MYSORE, SOUTH INDIA, 1780-90

Details
TIPU SULTAN’S MAGIC BOX
MYSORE, SOUTH INDIA, 1780-90
Each of the twenty sides of the gold icosahedron decorated with a numeral
2 1/8 ins. (5.5 cm.) high; 2 ¼ ins. (5.8 cm.) diam.
Provenance
Tipu Sultan of Mysore
General Robert Bell
Sir Charles Hopkinson
Hans William Sotheby
Ingram Bywater
Charles Francis Bell
Christie’s, London, 10 October 1989, lot 183
Sotheby’s, London, 25 May 2005, lot 65
Literature
Moienuddin, 2000, p.133
Jaffer 2013, pp.138-39, 190, no.62
Exhibited
The National Gallery of Scotland, Edinburgh 1999, pp. 68, 84, pl.90, no.68
Metropolitan Museum of Art, New York 2014, p.48
Victoria and Albert Museum, London 2015, p.68, no.27
The Miho Museum, Koka 2016, p.145, no.109
Grand Palais, Paris 2017, pp.180-81, no.135
The Doge’s Palace, Venice 2017, p.207, no.139
The Palace Museum, Beijing 2018, pp.230-31, no.143
de Young Legion of Honor, San Francisco 2018, p. 111, no. 48

Brought to you by

Rahul Kadakia
Rahul Kadakia International Head of Jewellery

Lot Essay

Taken by General Robert Bell after Tipu Sultan’s defeat by the British at Seringapatam in May 1799, the definitive meaning of the numerals on the box has eluded scholars to date.
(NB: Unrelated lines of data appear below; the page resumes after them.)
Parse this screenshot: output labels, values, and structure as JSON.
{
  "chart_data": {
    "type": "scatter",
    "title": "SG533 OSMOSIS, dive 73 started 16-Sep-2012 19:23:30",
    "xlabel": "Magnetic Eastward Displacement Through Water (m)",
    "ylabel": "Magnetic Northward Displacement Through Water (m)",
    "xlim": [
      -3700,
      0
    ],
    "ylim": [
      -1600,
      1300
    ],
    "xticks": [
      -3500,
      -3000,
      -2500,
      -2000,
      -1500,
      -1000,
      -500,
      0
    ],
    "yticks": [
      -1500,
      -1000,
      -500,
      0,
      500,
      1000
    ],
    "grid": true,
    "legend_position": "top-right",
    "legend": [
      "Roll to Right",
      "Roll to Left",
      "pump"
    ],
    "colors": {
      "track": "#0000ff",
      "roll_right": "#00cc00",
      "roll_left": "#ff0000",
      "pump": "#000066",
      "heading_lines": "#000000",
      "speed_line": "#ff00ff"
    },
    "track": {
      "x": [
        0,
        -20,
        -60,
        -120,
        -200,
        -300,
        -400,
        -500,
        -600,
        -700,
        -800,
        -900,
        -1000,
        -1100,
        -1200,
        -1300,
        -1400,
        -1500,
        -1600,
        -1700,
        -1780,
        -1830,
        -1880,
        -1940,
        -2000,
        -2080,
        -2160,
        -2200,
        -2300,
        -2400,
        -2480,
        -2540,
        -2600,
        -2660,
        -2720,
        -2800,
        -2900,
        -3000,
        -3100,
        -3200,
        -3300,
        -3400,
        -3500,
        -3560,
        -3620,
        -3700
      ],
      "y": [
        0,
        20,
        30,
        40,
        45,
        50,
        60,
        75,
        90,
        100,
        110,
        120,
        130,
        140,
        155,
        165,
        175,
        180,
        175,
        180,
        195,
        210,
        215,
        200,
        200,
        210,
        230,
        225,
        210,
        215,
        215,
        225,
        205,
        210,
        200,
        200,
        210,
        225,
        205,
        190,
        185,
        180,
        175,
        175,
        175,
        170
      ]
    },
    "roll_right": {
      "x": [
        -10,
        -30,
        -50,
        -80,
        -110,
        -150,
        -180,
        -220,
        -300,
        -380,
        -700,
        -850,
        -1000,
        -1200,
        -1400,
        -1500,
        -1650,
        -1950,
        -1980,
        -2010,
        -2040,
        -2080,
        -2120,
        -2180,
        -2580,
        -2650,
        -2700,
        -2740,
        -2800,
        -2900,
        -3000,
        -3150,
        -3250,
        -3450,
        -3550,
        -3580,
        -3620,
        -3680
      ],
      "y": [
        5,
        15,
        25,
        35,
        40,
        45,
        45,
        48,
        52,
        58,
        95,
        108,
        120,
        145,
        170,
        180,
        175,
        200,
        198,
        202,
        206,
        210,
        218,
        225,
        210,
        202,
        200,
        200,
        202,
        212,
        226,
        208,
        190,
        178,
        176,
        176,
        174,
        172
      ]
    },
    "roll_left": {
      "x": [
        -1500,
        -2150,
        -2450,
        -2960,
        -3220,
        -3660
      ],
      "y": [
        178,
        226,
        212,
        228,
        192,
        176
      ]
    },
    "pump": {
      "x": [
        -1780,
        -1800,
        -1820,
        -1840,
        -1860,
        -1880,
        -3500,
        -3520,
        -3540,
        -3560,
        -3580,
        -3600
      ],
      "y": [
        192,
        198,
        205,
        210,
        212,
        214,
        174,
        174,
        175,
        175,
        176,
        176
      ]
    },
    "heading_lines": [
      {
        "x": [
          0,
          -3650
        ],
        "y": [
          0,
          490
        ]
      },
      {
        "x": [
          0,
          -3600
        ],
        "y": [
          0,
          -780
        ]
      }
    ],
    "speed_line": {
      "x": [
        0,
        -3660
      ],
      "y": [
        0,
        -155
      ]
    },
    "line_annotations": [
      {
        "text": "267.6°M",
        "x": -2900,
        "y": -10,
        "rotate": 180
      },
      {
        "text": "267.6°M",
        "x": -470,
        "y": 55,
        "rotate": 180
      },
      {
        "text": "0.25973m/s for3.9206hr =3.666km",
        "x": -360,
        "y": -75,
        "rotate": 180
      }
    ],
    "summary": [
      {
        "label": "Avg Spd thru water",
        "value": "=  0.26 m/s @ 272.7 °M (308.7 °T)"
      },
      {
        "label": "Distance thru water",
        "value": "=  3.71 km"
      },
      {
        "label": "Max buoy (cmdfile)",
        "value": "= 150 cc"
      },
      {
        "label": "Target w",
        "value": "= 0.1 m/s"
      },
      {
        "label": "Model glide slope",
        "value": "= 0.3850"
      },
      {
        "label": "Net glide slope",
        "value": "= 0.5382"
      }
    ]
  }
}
The numerals are 11, 20, 21, 31, 41, 51, 61, 71, 81, 91, 101, 201, 202, 301, 401, 501, 601, 701, 801 and 901. It is considered most likely that they represent complex mathematical calculations based on those of the ancient Greeks (Paris 2017, p.180). The exact purpose of this unique and extraordinary box, however, remains a mystery. The box originally contained two manuscript notes, one with a diagram of the 20 sides of the box, the other stating that the box was taken from the treasury of Tipu Sultan (Beijing 2018, p.230).